Biomasse, CO2-Nutzung und Recycling sind der Schlüssel zu einer klimaneutralen Chemie

11.12.2024 - Wenn die Chemie auf alternative Rohstoffe umsteigt, wirkt das dem Klimawandel effektiv entgegen.

Ein Großteil der Rohstoffe, die die chemische Industrie verarbeitet und auch für die Versorgung von anderen Branchen mit Vorprodukten benötigt, ist fossil. Das bedeutet im Umkehrschluss: Wenn die Chemie auf alternative Rohstoffe umsteigt, wirkt das dem Klimawandel effektiv entgegen. Denn 70 % der weltweiten Treibhausgasemissionen stammen von fossilem Kohlenstoff, den wir der Geosphäre entnehmen.

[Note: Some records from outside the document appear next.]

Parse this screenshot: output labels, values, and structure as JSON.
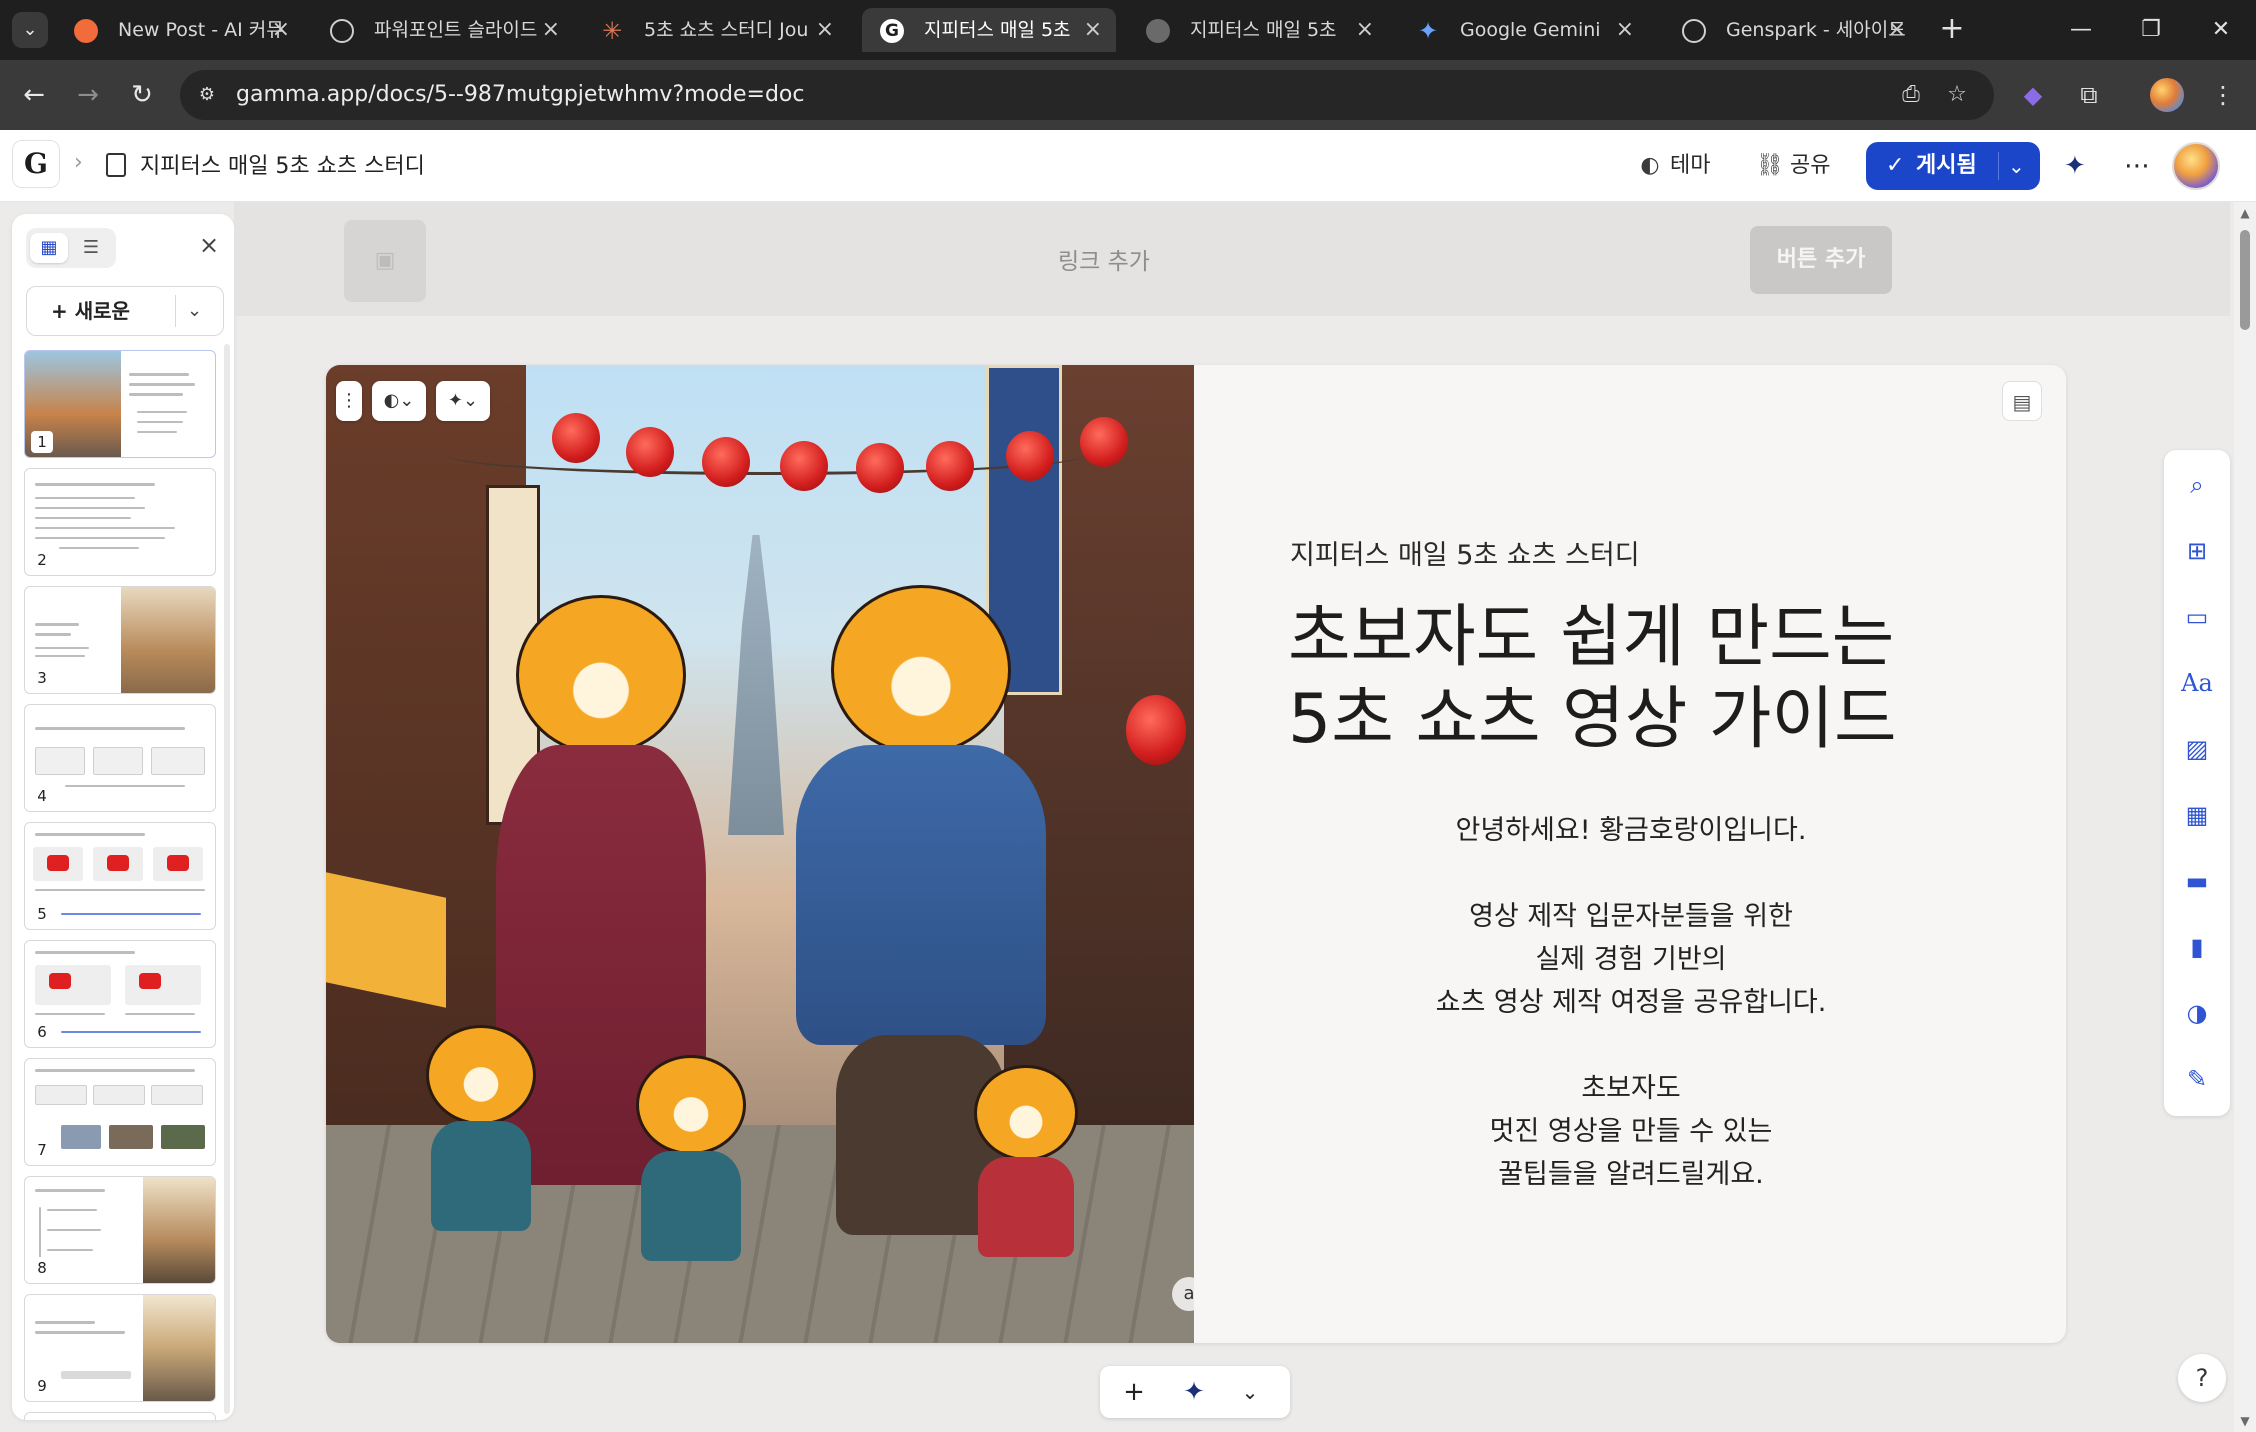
{
  "browser": {
    "tabs": [
      {
        "title": "New Post - AI 커뮤",
        "favicon": "orange-circle-icon",
        "active": false
      },
      {
        "title": "파워포인트 슬라이드",
        "favicon": "openai-icon",
        "active": false
      },
      {
        "title": "5초 쇼츠 스터디 Jou",
        "favicon": "claude-icon",
        "active": false
      },
      {
        "title": "지피터스 매일 5초",
        "favicon": "gamma-g-icon",
        "active": true
      },
      {
        "title": "지피터스 매일 5초",
        "favicon": "globe-icon",
        "active": false
      },
      {
        "title": "Google Gemini",
        "favicon": "gemini-icon",
        "active": false
      },
      {
        "title": "Genspark - 세아이드",
        "favicon": "genspark-icon",
        "active": false
      }
    ],
    "url": "gamma.app/docs/5--987mutgpjetwhmv?mode=doc"
  },
  "app": {
    "doc_title": "지피터스 매일 5초 쇼츠 스터디",
    "theme_label": "테마",
    "share_label": "공유",
    "publish_label": "게시됨"
  },
  "sidebar": {
    "new_label": "새로운",
    "slide_numbers": [
      "1",
      "2",
      "3",
      "4",
      "5",
      "6",
      "7",
      "8",
      "9"
    ]
  },
  "topbar": {
    "link_placeholder": "링크 추가",
    "button_placeholder": "버튼 추가"
  },
  "card": {
    "subtitle": "지피터스 매일 5초 쇼츠 스터디",
    "title_line1": "초보자도 쉽게 만드는",
    "title_line2": "5초 쇼츠 영상 가이드",
    "greeting": "안녕하세요! 황금호랑이입니다.",
    "para2_line1": "영상 제작 입문자분들을 위한",
    "para2_line2": "실제 경험 기반의",
    "para2_line3": "쇼츠 영상 제작 여정을 공유합니다.",
    "para3_line1": "초보자도",
    "para3_line2": "멋진 영상을 만들 수 있는",
    "para3_line3": "꿀팁들을 알려드릴게요."
  },
  "colors": {
    "accent": "#1c46c9",
    "rail_icon": "#2f55d4"
  },
  "help_label": "?"
}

Andrea Gruß sprach mit Michael Carus, Inhaber und Geschäftsführer des Nova-Instituts und Initiator der internationalen Renewable Carbon Initiative (RCI), welche Quellen die Chemie für einen vollständigen Umstieg auf erneuerbaren Kohlenstoff benötigt und wie sie nachhaltige Kohlenstoffkreisläufe gestalten kann.

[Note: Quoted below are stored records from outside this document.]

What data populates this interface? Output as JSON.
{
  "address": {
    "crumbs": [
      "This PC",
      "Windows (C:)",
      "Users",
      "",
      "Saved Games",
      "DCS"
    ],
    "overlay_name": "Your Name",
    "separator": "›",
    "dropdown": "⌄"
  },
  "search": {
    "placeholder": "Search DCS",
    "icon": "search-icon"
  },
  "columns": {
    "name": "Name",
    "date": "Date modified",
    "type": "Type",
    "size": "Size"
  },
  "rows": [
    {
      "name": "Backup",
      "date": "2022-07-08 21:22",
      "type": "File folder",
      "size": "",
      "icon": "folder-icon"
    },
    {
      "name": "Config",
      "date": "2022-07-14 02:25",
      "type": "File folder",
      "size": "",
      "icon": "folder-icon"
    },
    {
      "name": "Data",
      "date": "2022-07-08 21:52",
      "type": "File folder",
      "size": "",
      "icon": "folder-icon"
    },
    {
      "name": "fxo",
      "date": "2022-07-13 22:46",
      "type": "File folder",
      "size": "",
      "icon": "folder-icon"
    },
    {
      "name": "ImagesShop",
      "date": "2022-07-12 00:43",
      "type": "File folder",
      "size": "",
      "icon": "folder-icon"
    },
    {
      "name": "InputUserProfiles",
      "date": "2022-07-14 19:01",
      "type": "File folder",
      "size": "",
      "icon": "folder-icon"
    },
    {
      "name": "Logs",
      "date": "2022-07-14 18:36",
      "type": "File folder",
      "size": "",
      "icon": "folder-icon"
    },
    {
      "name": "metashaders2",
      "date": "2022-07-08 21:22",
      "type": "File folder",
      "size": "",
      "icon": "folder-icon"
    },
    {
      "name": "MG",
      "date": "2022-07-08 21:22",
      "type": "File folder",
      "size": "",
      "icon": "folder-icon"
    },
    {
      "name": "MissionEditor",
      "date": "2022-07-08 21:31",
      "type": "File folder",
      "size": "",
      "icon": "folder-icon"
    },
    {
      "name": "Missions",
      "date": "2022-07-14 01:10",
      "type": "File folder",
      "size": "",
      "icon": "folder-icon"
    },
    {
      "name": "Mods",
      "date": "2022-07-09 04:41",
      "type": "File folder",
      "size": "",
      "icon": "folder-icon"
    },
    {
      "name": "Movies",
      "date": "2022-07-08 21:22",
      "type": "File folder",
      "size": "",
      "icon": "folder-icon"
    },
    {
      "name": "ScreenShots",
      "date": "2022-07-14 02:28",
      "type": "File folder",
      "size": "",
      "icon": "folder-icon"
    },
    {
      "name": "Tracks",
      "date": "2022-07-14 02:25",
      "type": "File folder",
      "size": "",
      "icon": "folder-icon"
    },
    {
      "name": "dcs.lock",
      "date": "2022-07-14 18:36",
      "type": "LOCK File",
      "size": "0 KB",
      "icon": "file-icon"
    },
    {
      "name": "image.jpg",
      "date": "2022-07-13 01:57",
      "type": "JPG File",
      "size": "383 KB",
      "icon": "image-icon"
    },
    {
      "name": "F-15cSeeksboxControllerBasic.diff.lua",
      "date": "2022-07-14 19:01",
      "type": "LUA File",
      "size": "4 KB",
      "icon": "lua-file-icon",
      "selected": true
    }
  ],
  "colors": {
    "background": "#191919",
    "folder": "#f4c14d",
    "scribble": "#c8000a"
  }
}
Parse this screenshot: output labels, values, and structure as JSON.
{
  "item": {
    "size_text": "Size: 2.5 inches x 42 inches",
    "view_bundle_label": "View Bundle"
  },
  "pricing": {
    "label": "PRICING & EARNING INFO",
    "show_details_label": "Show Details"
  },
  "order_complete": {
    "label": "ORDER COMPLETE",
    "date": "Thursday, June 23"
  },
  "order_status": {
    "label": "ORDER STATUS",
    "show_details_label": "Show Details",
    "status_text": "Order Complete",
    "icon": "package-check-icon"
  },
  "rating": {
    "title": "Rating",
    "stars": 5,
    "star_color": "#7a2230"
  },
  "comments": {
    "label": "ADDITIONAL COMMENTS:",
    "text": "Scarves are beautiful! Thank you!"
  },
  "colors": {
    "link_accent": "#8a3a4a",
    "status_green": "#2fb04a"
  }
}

CHEManager: Herr Carus, welchen Beitrag leistet die Chemieindustrie zum Klimawandel?

Michael Carus: Ohne die Chemie hätte unsere Welt einen deutlich höheren CO2-Footprint und weniger Komfort. Ob Baustoffe, Verpackungsmaterialien oder Konsumgüter – chemische Erzeugnisse haben in der Regel einen geringeren Carbon Footprint als alternative Materialien. Die Produkte und Prozesse der Chemieindustrie sind extrem optimiert, insbesondere Standorte in Europa sind hier vorbildlich aufgestellt. Das Problem der Branche ist jedoch der eingebettete, fossile Kohlenstoff in den chemischen Produkten. Denn zum Lebensende eines Produkts entweicht dieser Kohlenstoff durch Oxidation – zum Beispiel durch Verbrennung oder den Abbau in Deponien – wieder in die Atmosphäre und trägt zum Treibhauseffekt bei. Der Anteil dieser Emissionen ist nicht zu vernachlässigen: Bei vielen Basischemikalien ist nur ein Drittel der CO2-Emissionen produktionsbedingt. Zwei Drittel entfallen auf den sogenannten unsichtbaren oder embedded Carbon Footprint. Die Abhängigkeit der Chemie vom fossilen Kohlenstoff ist daher ein Pferdefuß, den wir in den kommenden Jahrzehnten angehen müssen.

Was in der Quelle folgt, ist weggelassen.